The law, in its majestic equality, forbids the rich as well as the poor to sleep under bridges, to beg in the streets, and to steal bread. -- Anatole FranceEconomists forget, at their peril and ours, that "economic laws" are contingent on "The Law," in Anatole France's sense. When the rich find it convenient to house their servants under bridges, the majestic law that forbids both rich and poor to sleep there will go unenforced or be repealed.
The "law of supply and demand" is no exception. Nor is "Say's" law of markets (which I would prefer to call the law that a cheap market will always be full of customers).
The repeal in 1814 of the apprenticeship clauses of the Elizabethan Statute of Apprentices may appear to be of no more than antiquarian interest. From today's perspective, the ancient requirement of seven years servitude to qualify for particular trades would be indefensible. In this case, at least, laissez faire does indeed seem more reasonable than the letter of the old law. But there was a darker subtext to the agitation for repeal. Combinations of workers were illegal; petitioning for enforcement of the law gave tradesmen a legal loophole under which they could conduct a semblance of collective bargaining.

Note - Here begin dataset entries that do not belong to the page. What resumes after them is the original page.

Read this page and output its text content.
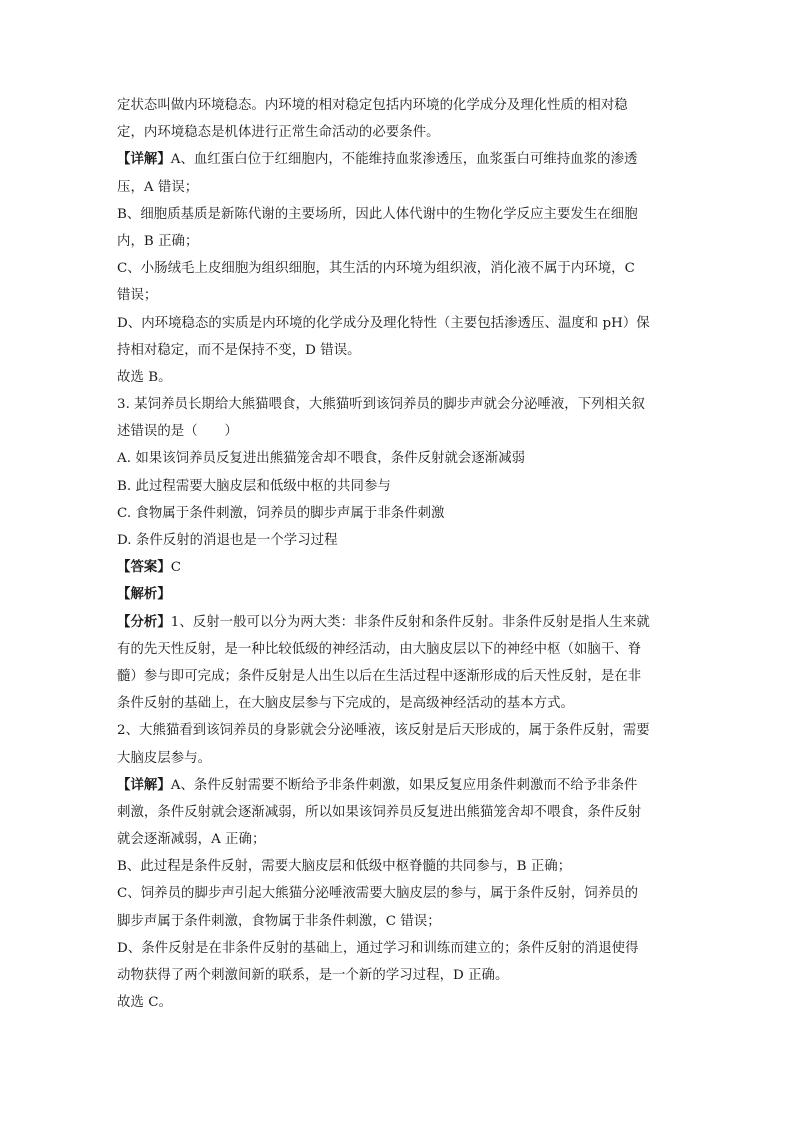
定状态叫做内环境稳态。内环境的相对稳定包括内环境的化学成分及理化性质的相对稳
定，内环境稳态是机体进行正常生命活动的必要条件。
【详解】A、血红蛋白位于红细胞内，不能维持血浆渗透压，血浆蛋白可维持血浆的渗透
压，A 错误；
B、细胞质基质是新陈代谢的主要场所，因此人体代谢中的生物化学反应主要发生在细胞
内，B 正确；
C、小肠绒毛上皮细胞为组织细胞，其生活的内环境为组织液，消化液不属于内环境，C
错误；
D、内环境稳态的实质是内环境的化学成分及理化特性（主要包括渗透压、温度和 pH）保
持相对稳定，而不是保持不变，D 错误。
故选 B。
3. 某饲养员长期给大熊猫喂食，大熊猫听到该饲养员的脚步声就会分泌唾液，下列相关叙
述错误的是（　　）
A. 如果该饲养员反复进出熊猫笼舍却不喂食，条件反射就会逐渐减弱
B. 此过程需要大脑皮层和低级中枢的共同参与
C. 食物属于条件刺激，饲养员的脚步声属于非条件刺激
D. 条件反射的消退也是一个学习过程
【答案】C
【解析】
【分析】1、反射一般可以分为两大类：非条件反射和条件反射。非条件反射是指人生来就
有的先天性反射，是一种比较低级的神经活动，由大脑皮层以下的神经中枢（如脑干、脊
髓）参与即可完成；条件反射是人出生以后在生活过程中逐渐形成的后天性反射，是在非
条件反射的基础上，在大脑皮层参与下完成的，是高级神经活动的基本方式。
2、大熊猫看到该饲养员的身影就会分泌唾液，该反射是后天形成的，属于条件反射，需要
大脑皮层参与。
【详解】A、条件反射需要不断给予非条件刺激，如果反复应用条件刺激而不给予非条件
刺激，条件反射就会逐渐减弱，所以如果该饲养员反复进出熊猫笼舍却不喂食，条件反射
就会逐渐减弱，A 正确；
B、此过程是条件反射，需要大脑皮层和低级中枢脊髓的共同参与，B 正确；
C、饲养员的脚步声引起大熊猫分泌唾液需要大脑皮层的参与，属于条件反射，饲养员的
脚步声属于条件刺激，食物属于非条件刺激，C 错误；
D、条件反射是在非条件反射的基础上，通过学习和训练而建立的；条件反射的消退使得
动物获得了两个刺激间新的联系，是一个新的学习过程，D 正确。
故选 C。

The decisive argument in favor of repeal -- which according to T.K. Derry, "echoed through the debates" -- was the one Serjeant Arthur Onslow, M.P. outlined in a speech of April 27, 1814: ",,,the continuance of this law is highly prejudicial, and affording a color for the most dangerous combinations: nothing would so much tend to unnerve them, as repealing these restrictions."
Viewed in isolation from its historical context and the complex of other legal restrictions, repeal of the apprenticeship clause seems to make "economic" sense. In context, though, it appears as a strategic manoeuvre to suppress a residual avenue for redress available to a politically disenfranchised group. There are no "economic laws" in isolation from their historical and legal contexts.